Review from Xerography Debt #37:
This zine is incredibly compelling and thought-provoking. No Place for a Vacation is a perfect blend of personal writing, travel experiences, and political/social exploration. It offered more questions than answers and puts faces on headlines.
It opens with Andru dealing with a breakup and deciding to go on a Birthright trip. Those below a certain age and of Jewish heritage, no matter how tenuous, can travel to Israel for free as part of a government sponsored program. For the first part of Andru’s trip he is surrounded by other 20-somethings on a carefully orchestrated and sanitized version of the Middle East. And then the veils fall and he begins to see behind the facades as he explores Israel on his own and visits Palestine and Egypt. Violence and conflict are inculcated on both sides and Andru experiences the checkpoints, military presence, and a protest broken up with percussion grenades and tear gas. Both parts of the trip seem disorienting and both offer up a sense of bearing witness. The first part of the trip shows the propaganda machine and the second the conflicts as seen from both sides. He has friends in the area so his experiences are not that of an average tourist.

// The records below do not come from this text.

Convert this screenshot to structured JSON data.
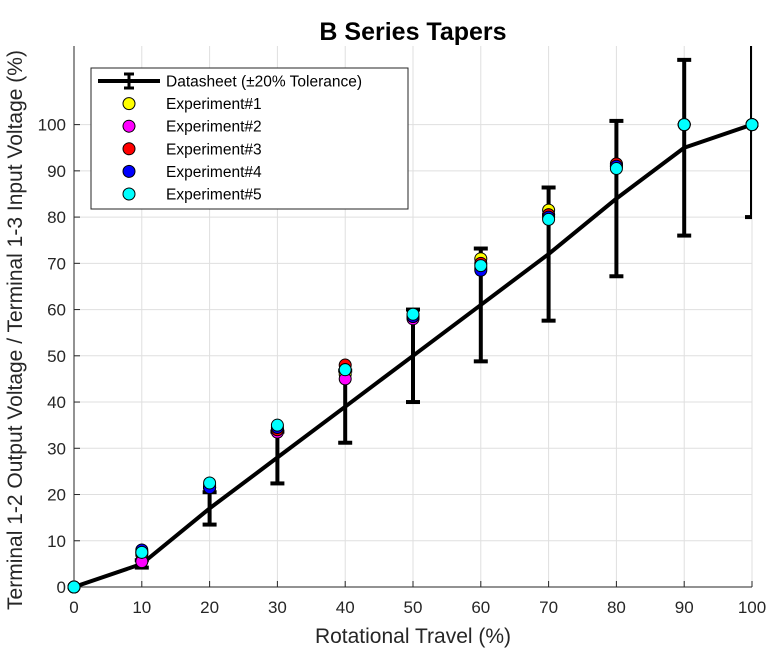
{
  "chart_data": {
    "type": "line",
    "title": "B Series Tapers",
    "xlabel": "Rotational Travel (%)",
    "ylabel": "Terminal 1-2 Output Voltage / Terminal 1-3 Input Voltage (%)",
    "xlim": [
      0,
      100
    ],
    "ylim": [
      0,
      117
    ],
    "xticks": [
      0,
      10,
      20,
      30,
      40,
      50,
      60,
      70,
      80,
      90,
      100
    ],
    "yticks": [
      0,
      10,
      20,
      30,
      40,
      50,
      60,
      70,
      80,
      90,
      100
    ],
    "grid": true,
    "legend_position": "top-left",
    "x": [
      0,
      10,
      20,
      30,
      40,
      50,
      60,
      70,
      80,
      90,
      100
    ],
    "series": [
      {
        "name": "Datasheet (±20% Tolerance)",
        "style": "line-errorbar",
        "color": "#000000",
        "values": [
          0,
          5,
          17,
          28,
          39,
          50,
          61,
          72,
          84,
          95,
          100
        ],
        "error": [
          0,
          0.8,
          3.5,
          5.6,
          7.8,
          10,
          12.2,
          14.4,
          16.8,
          19,
          20
        ]
      },
      {
        "name": "Experiment#1",
        "style": "marker",
        "color": "#ffff00",
        "values": [
          0,
          7,
          22,
          34,
          46,
          58.5,
          71,
          81.5,
          91.5,
          100,
          100
        ]
      },
      {
        "name": "Experiment#2",
        "style": "marker",
        "color": "#ff00ff",
        "values": [
          0,
          5.5,
          21.5,
          33.5,
          45,
          58,
          69,
          80.5,
          91,
          100,
          100
        ]
      },
      {
        "name": "Experiment#3",
        "style": "marker",
        "color": "#ff0000",
        "values": [
          0,
          7.5,
          21.5,
          34,
          48,
          58.5,
          70,
          80.5,
          91.5,
          100,
          100
        ]
      },
      {
        "name": "Experiment#4",
        "style": "marker",
        "color": "#0000ff",
        "values": [
          0,
          8,
          21.5,
          34.5,
          47,
          58.5,
          68.5,
          80,
          91,
          100,
          100
        ]
      },
      {
        "name": "Experiment#5",
        "style": "marker",
        "color": "#00ffff",
        "values": [
          0,
          7.5,
          22.5,
          35,
          47,
          59,
          69.5,
          79.5,
          90.5,
          100,
          100
        ]
      }
    ]
  }
}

I dog-eared my copy indicating quotes I liked, but for the sake of brevity I’ll just include this one: “On occasion, traveling can serve as a reminder of the cost of most things, especially the price everyone must pay to achieve whatever quality of life they hope to maintain. It’s easy enough to glorify travel, but it’s important to acknowledge that it can sometimes be a convoluted method of buying our way out of bad situations, situations that are seldom as bad as the everyday circumstances of many of the people who live in the places we travel to must deal with for lack of having the option of affording a better reality. Maybe the truth is that we pay for our comfort wherever we are, our economic positions determining how easy it is for us to escape the pressures of wherever we happen to be.”
Extremely well-considered and well-written. Highly recommended.